The area developed, and by 1842, there were 30 residents and six buildings. In 1846, a second railroad was built, and the rest is history. The population exploded to 2,500 within a year. Today, historical sites can be seen and appreciated throughout this city.
- Atlanta History Center – This is one of the first places most new residents as well as tourists want to visit. Here you will find the Tullie Smith House from 1840 and the 1928 Swan House mansion, which has been fully restored the museum has exhibits on southern folk art, African American heritage and the Civil War. There are also 32 acres of gardens, woodland areas and wildlife trails to explore.

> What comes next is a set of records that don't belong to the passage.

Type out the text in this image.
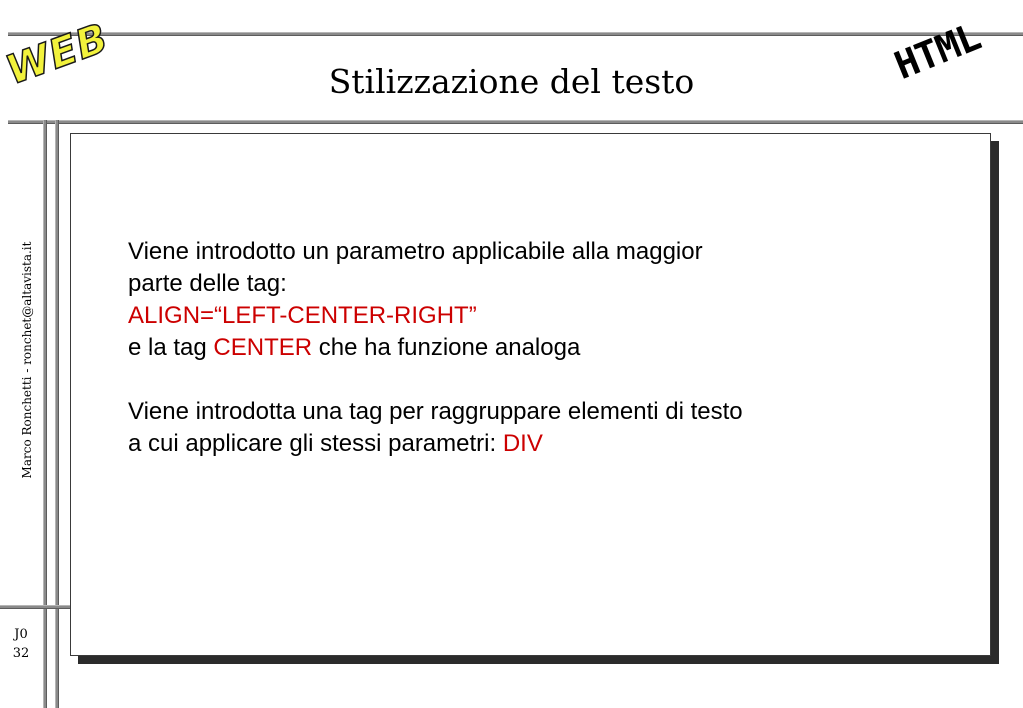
WEB	Stilizzazione del testo	HTML
Marco Ronchetti - ronchet@altavista.it
J0
32

Viene introdotto un parametro applicabile alla maggior

parte delle tag:

ALIGN=“LEFT-CENTER-RIGHT”

e la tag CENTER che ha funzione analoga

Viene introdotta una tag per raggruppare elementi di testo

a cui applicare gli stessi parametri: DIV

- Atlantic Station – This area actually feels like you are in an entirely different city. The Millennium Gate offers an intimate gallery setting of art, history and architecture. This is a great place to spend an afternoon from time-to-time, enjoying the trendy restaurants, sidewalk cafes and unique boutiques.

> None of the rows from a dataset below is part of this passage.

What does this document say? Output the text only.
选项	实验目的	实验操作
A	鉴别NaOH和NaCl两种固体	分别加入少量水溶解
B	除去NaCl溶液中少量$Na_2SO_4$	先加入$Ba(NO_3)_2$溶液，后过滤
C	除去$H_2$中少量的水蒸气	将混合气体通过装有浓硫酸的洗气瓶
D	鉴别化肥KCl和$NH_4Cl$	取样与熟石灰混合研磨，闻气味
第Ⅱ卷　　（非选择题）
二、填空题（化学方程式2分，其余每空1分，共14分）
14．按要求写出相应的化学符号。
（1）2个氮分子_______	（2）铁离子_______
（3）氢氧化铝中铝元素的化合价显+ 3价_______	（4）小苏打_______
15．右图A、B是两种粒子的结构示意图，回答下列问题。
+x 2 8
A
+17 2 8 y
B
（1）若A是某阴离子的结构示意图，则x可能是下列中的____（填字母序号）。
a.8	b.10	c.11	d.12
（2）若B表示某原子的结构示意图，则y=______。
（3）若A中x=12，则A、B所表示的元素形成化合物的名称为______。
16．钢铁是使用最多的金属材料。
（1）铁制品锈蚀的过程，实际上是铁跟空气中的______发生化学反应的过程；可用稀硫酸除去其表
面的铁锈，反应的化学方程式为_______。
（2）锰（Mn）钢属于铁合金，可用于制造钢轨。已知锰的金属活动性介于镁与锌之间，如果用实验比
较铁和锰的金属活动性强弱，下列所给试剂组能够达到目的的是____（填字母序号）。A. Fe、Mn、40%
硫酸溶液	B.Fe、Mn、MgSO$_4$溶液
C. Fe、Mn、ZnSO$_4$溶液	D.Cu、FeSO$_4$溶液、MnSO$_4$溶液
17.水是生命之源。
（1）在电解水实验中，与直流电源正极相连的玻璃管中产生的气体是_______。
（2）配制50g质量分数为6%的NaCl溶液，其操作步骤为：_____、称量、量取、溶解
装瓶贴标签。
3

- Marietta Historic District – Here you will find heritage museums and tours of the town. The Marietta Gone With the Wind Museum and Theatre in the Square must be visited, and you can head over to the Historic Roswell District to tour Bulloch Hall, the 1845 Smith Plantation and other antebellum homes.
- Margaret Mitchell House – This house is where Gone With the Wind was written by Margaret Mitchell. The Tudor Revival Mansion has a museum and shop, and offers tours and literature series.
- Oakland Cemetery – More than 70,000 builders, citizens and settlers have been laid to rest in this breathtaking cemetery, decorated with plant life and sculptures.
- Sweet Auburn District – You will find the Martin Luther King Jr. National Historic Site here. Explore his home, The King Center and Ebenezer Baptist Church.
- Jimmy Carter Presidential Library and Museum – There is an oval office replica here and plenty of exhibits dedicated to the life of the 39tth president, including his 6th grade report card.
- Ivy Hall – In 1883, this Queen Anne-style breathtaking mansion was erected for Edward Peters. Today, there are classrooms here, after numerous restorations from a fire in 2000.
- Historic West End – If you ask your Atlanta movers where you should go to indulge in a little history and culture, there is a good chance that they will send you to the Historic West End. This urban neighborhood features restored Victorian cottages and period homes from the 1830s. Points of interest include the Atlanta University Center, Hammonds House Museum and the Wren’s Nest.